Ω-consistent theory

In mathematical logic, an ω-consistent (or omega-consistent, also called numerically segregative) theory is a theory (collection of sentences) that is not only (syntactically) consistent (that is, does not prove a contradiction), but also avoids proving certain infinite combinations of sentences that are intuitively contradictory. The name is due to Kurt Gödel, who introduced the concept in the course of proving the incompleteness theorem.

A theory T is said to interpret the language of arithmetic if there is a translation of formulas of arithmetic into the language of T so that T is able to prove the basic axioms of the natural numbers under this translation.

A T that interprets arithmetic is ω-inconsistent if, for some property P of natural numbers (defined by a formula in the language of T), T proves P(0), P(1), P(2), and so on (that is, for every standard natural number n, T proves that P(n) holds), but T also proves that there is some natural number n such that P(n) fails. This may not generate a contradiction within T because T may not be able to prove for any specific value of n that P(n) fails, only that there is such an n. In particular, such n is necessarily a nonstandard integer in any model for T (Quine has thus called such theories "numerically insegregative").

T is ω-consistent if it is not ω-inconsistent.

There is a weaker but closely related property of Σ₁-soundness. A theory T is Σ₁-sound (or 1-consistent, in another terminology) if every Σ⁰₁-sentence provable in T is true in the standard model of arithmetic N (i.e., the structure of the usual natural numbers with addition and multiplication). If T is strong enough to formalize a reasonable model of computation, Σ₁-soundness is equivalent to demanding that whenever T proves that a Turing machine C halts, then C actually halts. Every ω-consistent theory is Σ₁-sound, but not vice versa.

More generally, we can define an analogous concept for higher levels of the arithmetical hierarchy. If Γ is a set of arithmetical sentences (typically Σ⁰_n for some n), a theory T is Γ-sound if every Γ-sentence provable in T is true in the standard model. When Γ is the set of all arithmetical formulas, Γ-soundness is called just (arithmetical) soundness. If the language of T consists only of the language of arithmetic (as opposed to, for example, set theory), then a sound system is one whose model can be thought of as the set ω, the usual set of mathematical natural numbers. The case of general T is different, see ω-logic below.

Σ_n-soundness has the following computational interpretation: if the theory proves that a program C using a Σ_n−1-oracle halts, then C actually halts.

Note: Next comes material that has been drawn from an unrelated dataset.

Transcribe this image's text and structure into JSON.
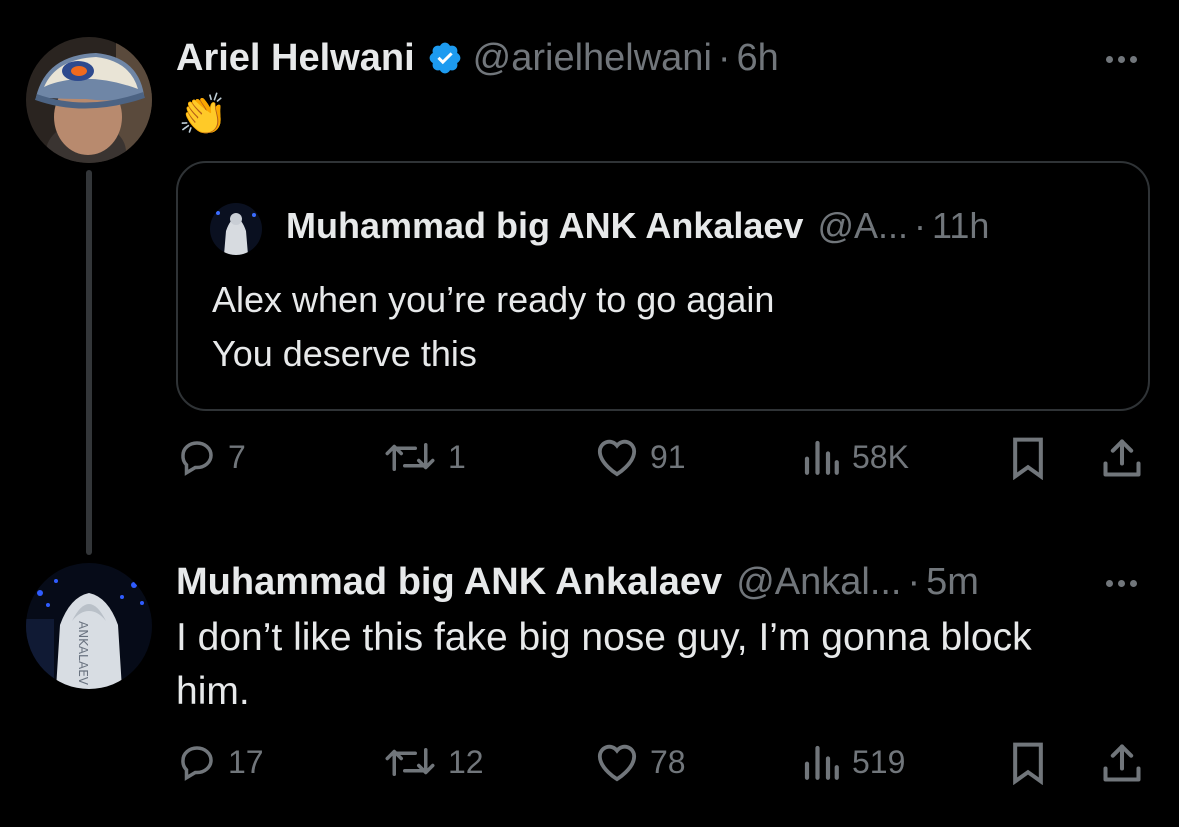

Write PA for the theory Peano arithmetic, and Con(PA) for the statement of arithmetic that formalizes the claim "PA is consistent". Con(PA) could be of the form "No natural number n is the Gödel number of a proof in PA that 0=1". Now, the consistency of PA implies the consistency of PA + ¬Con(PA). Indeed, if PA + ¬Con(PA) was inconsistent, then PA alone would prove ¬Con(PA)→0=1, and a reductio ad absurdum in PA would produce a proof of Con(PA). By Gödel's second incompleteness theorem, PA would be inconsistent.